Zunahme der Einsätze
Kapazitätserhöhungen in der Vergangenheit wurden oft von steigenden Einsatzzahlen aufgezehrt. Dazu trägt die Überalterung der Gesellschaft genauso bei wie der Ärztemangel im ländlichen Raum. Rettungskräfte werden aber zunehmend auch in Bagatellfällen gerufen. Fehlalarme und Krankentransporte verschlingen weitere Ressourcen. Eine zentralere Planung soll diesen Herausforderungen begegnen.
Medizinische Fachaufsicht
Bislang verhandeln Hilfsorganisationen und Krankenkassen die finanzielle Ausstattung der Dienste in jedem der 34 Rettungsdienstebereiche des Landes unter sich. Experten fordern eine medizinische Fachaufsicht, wie es sie auch in anderen Bundesländern gibt. Bis Ende des Jahres soll nun in jedem der vier Regierungspräsidien ein Ärztlicher Leiter installiert werden. Die Rechtsaufsicht über die Bereichspläne wurde im Rettungsdienstgesetz zuletzt 2015 gestärkt.
Leitstellen
Beim Symposium "Zukunft des Rettungsdienstes in Baden-Württemberg" kündigte Staatssekretär Martin Jäger vergangene Woche in Stuttgart eine landesweite Rettungsdienstplanung an. Im Gespräch ist dabei auch ein neues Leitstellengesetz. Einheitliche Software, vergleichbare Technik und bereichsübergreifende Vernetzung sollen den Patienten Zeit sparen.
Erstversorgung
Schon heute leisten Leitstellen mehr als nur die Disposition nach Notrufen.
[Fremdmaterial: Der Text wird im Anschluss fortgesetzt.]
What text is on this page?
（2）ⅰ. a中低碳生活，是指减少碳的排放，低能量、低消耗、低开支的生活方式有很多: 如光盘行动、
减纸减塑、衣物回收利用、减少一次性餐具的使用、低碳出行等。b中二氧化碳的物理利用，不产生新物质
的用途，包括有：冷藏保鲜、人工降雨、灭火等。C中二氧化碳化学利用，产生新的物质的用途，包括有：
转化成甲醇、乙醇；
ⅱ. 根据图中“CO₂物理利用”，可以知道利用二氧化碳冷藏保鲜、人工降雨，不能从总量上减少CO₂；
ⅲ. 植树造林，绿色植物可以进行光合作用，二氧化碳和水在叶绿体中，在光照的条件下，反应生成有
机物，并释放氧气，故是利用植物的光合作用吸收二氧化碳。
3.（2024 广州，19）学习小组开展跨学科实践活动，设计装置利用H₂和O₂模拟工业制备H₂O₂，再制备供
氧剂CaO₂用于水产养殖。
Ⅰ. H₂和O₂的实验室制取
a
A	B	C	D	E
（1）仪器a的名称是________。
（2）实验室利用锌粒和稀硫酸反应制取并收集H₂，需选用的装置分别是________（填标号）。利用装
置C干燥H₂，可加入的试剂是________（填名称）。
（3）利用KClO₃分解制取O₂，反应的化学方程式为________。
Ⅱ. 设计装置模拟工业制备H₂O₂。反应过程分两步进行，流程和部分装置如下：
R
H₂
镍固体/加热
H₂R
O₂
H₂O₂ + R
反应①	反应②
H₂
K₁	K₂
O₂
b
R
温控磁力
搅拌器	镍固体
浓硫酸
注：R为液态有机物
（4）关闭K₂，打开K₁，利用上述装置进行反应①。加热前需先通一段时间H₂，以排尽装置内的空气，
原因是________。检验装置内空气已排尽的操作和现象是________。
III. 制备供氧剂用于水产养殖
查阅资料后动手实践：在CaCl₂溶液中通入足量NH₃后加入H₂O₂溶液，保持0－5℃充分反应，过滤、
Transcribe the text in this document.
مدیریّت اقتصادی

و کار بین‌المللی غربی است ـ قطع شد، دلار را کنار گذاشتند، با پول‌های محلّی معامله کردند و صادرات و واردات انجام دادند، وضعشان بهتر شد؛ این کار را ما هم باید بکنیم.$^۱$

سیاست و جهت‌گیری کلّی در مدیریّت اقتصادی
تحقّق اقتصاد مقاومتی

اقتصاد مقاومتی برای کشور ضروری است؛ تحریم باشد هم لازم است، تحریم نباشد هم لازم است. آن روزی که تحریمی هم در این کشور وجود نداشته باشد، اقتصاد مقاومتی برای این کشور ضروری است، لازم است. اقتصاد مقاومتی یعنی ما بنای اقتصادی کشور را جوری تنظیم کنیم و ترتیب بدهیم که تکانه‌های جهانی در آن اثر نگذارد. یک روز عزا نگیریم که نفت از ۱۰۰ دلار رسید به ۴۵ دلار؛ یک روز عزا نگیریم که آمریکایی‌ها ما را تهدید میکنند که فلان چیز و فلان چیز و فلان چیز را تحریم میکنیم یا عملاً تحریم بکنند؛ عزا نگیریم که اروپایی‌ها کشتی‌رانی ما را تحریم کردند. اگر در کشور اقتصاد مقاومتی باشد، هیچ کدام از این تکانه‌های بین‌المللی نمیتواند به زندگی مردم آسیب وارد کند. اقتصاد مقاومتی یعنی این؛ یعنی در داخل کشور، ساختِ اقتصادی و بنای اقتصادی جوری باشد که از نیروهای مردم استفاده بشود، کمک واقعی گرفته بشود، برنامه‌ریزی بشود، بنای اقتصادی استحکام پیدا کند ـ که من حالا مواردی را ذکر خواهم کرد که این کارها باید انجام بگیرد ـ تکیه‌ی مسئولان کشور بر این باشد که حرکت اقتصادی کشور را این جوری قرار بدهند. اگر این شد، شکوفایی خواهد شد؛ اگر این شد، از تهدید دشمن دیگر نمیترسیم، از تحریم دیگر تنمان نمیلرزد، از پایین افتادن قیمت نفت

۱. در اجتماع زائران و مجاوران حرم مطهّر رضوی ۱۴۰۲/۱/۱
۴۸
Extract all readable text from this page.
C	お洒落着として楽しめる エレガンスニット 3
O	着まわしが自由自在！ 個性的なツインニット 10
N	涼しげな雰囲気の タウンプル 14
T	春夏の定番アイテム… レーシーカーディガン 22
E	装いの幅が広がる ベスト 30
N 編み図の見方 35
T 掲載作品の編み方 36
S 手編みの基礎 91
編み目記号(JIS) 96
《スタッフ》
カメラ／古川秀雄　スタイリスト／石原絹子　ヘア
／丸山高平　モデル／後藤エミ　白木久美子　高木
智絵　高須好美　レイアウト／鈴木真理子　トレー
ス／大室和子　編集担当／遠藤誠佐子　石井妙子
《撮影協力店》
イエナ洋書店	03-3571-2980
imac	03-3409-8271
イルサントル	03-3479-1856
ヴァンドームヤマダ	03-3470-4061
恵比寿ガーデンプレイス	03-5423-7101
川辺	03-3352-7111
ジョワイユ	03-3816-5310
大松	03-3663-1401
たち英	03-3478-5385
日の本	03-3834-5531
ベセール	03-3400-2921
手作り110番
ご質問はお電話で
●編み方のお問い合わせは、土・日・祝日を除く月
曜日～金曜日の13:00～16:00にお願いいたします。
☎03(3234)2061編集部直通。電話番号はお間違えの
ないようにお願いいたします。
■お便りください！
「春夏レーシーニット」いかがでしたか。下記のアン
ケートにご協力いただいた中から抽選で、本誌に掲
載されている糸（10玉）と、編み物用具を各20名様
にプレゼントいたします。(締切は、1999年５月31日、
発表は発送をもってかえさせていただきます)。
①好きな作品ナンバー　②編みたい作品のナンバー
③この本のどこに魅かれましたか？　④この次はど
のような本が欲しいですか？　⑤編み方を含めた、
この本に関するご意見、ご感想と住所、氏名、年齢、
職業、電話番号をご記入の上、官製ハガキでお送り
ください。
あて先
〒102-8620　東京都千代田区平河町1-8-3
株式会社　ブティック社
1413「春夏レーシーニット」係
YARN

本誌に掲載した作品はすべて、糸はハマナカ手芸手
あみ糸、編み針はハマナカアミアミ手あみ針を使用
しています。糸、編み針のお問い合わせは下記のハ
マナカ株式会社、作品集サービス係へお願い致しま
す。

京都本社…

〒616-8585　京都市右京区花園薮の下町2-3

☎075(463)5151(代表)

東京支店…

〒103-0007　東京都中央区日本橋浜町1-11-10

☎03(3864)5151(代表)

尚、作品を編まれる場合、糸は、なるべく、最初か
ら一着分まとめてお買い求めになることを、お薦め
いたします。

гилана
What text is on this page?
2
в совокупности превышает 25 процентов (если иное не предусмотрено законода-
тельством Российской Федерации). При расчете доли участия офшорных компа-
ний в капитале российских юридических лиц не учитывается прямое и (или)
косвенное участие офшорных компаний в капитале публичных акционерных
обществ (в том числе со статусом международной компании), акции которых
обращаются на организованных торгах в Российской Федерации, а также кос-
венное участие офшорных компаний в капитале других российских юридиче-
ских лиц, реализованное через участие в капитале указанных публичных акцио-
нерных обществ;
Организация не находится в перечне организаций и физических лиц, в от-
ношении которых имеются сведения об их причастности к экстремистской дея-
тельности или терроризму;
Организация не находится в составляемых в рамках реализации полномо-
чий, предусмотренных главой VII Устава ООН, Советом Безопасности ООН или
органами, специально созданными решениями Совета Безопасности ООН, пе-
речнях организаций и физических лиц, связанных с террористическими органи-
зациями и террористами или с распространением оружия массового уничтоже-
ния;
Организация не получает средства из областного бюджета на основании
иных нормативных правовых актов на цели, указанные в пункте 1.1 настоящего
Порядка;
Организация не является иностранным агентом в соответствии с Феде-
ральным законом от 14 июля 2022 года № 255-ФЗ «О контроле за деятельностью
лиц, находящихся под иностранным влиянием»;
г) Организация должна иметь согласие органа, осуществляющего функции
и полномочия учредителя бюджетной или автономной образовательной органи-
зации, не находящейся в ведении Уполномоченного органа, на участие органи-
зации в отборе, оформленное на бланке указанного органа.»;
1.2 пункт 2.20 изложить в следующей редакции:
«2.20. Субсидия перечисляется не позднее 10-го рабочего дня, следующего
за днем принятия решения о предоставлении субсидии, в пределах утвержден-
Sie erteilen am Telefon Anleitung zur Reanimation, während die Profis noch unterwegs sind. Für die kritischen ersten Minuten gibt es zudem ein "Helfer vor Ort"-System mit Freiwilligen sowie drei Pilotversuche von Notfallärzten, die sich über satellitengestützte Apps alarmieren lassen ("Mobile Retter").
Krankentransporte
Rettungswagen werden vielerorts für Routinefahrten eingesetzt: Statt Leben zu retten, bringen sie Behinderte oder Senioren zum Arzt. Dafür sind eigentlich einfachere Fahrzeuge vorgesehen. Mit dem Karlsruher Institut für Technologie will das Land ein Logistikmanagement für solche planbaren Aufgaben entwickeln. Geld spielt aber bei dem Missstand wohl auch eine Rolle: Rettungswagen lassen sich lohnender abrechnen.
Personalmangel
Lange Wochenarbeitszeiten, niedrige Löhne, Belastungen, die später oft Berufswechsel erzwingen: Retter müssen Idealismus mitbringen. Obendrein werben auch Krankenhäuser um sie: In der Branche herrscht Personalmangel; vereinzelt fallen Rettungsschichten deshalb aus. Der Bund hat das Berufsbild des Rettungsassistenten 2013 durch den höher qualifizierten Notfallsanitäter ersetzt. Am Montag erklärte ein Ministeriumssprecher, dass die Zahl der Ausbildungsplätze im Land in diesem Frühjahr erstmals 400 übersteigt. Dies sei eine Reaktion auf die erhöhte Nachfrage der Rettungsorganisationen.